Comienzo mi visita por Mumbai siguiendo uno de los recorridos que
recomienda la Lonely Planet. Visito la Flora Fontaine, luego el Tribunal
Supremo, y la Universidad de Mumbai (aunque está prohibido el acceso en el
interior). Luego me paro en el Museo Príncipe de Gales. Casi al finalizar la
visita me encuentro con la pareja que había conocido la noche anterior. Me
explican que él ha sido víctima de un timo muy gracioso. En los foros de viajes
y guías hay registrados numerosos y variopintos timos, algunos de ellos
ciertamente graciosos. Este ya lo había leído antes de emprender el viaje. El
chico ha sido víctima de la estafa de la “cera en la oreja”: de repente se te
acerca un hombre con el propósito y utensilios para limpiarte las orejas. Te
distrae y, en un momento determinado, te muestra toda la cera que supuestamente
ha extraído de tus orejas. Es una cantidad sobrenatural! Pero por el “numerito”
debes pagar. Yo estaba acostumbrada a ver cómo los magos retiran una moneda de
detrás de la oreja; supongo que esta otra es la modalidad india.

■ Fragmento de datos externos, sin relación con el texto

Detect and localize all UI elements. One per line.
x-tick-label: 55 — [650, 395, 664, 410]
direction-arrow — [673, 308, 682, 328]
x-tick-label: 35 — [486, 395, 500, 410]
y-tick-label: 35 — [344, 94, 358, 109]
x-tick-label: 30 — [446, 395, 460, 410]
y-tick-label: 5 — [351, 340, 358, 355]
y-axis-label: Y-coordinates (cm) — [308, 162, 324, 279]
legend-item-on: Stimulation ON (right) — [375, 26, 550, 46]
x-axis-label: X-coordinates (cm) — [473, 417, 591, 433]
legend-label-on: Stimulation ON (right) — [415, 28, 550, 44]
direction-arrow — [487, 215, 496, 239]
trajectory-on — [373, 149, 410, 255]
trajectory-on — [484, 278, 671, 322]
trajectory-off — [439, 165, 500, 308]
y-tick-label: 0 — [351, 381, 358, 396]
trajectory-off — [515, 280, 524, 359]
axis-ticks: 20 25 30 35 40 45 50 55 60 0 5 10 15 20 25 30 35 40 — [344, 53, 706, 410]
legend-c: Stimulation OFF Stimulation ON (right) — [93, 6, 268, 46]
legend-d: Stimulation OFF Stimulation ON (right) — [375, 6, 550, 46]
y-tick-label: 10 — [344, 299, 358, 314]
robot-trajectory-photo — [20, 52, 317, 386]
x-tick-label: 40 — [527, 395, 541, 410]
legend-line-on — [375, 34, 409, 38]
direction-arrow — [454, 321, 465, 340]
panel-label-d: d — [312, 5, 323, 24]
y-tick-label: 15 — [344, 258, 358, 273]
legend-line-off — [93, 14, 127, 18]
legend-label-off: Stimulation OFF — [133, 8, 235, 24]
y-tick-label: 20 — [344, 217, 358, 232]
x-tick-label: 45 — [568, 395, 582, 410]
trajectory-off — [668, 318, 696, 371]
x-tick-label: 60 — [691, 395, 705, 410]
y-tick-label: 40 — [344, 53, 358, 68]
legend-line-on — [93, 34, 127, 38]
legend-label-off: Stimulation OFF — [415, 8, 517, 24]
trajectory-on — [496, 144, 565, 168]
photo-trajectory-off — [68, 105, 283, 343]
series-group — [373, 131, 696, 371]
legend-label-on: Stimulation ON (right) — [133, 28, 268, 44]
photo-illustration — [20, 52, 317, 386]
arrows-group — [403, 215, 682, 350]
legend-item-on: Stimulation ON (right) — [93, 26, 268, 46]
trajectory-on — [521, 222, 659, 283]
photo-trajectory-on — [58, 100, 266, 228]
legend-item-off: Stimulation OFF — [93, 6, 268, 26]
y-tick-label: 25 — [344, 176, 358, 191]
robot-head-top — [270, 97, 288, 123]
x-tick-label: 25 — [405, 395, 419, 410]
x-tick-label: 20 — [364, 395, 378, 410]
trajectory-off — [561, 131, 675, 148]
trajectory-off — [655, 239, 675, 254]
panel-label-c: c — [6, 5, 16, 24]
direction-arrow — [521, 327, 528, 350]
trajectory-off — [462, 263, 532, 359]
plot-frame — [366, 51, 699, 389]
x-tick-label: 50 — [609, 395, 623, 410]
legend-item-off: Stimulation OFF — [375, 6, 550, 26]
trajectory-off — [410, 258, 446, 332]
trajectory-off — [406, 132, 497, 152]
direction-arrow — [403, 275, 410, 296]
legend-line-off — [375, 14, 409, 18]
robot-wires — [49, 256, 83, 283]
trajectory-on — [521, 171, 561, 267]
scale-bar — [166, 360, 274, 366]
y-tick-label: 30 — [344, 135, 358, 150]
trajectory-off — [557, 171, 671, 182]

Sigo mi recorrido hasta llegar a la Puerta de India. Al ser uno de los
lugares más emblemáticos de la ciudad se encuentra repleta de indios. Me sorprende
de nuevo ver tan pocos turistas. Justo al lado se encuentra el famoso y lujoso
Hotel Taj Mahal. Me distraigo haciendo fotos del lugar y en un momento
determinado se me acerca una familia y me señalan su móvil. Pensaba que querían
que les hiciera una foto, pero no… Me piden que yo me haga una foto con ellos. Obviamente
acepto y al terminar otras personas me piden lo mismo. Y así sucesivamente
hasta llegar a la salida! De hecho, ya me habían avisado de esta peculiar
situación: pues si decidís visitar India, cualquier turista, vais a ser
“víctima” de esta graciosa situación. Debemos parecerles muy exóticos!
De ahí me dirijo al barrio de Colaba y me paseo por sus calles repletas
de tiendas y mercadillos callejeros. Luego cojo un taxi de vuelta al hotel.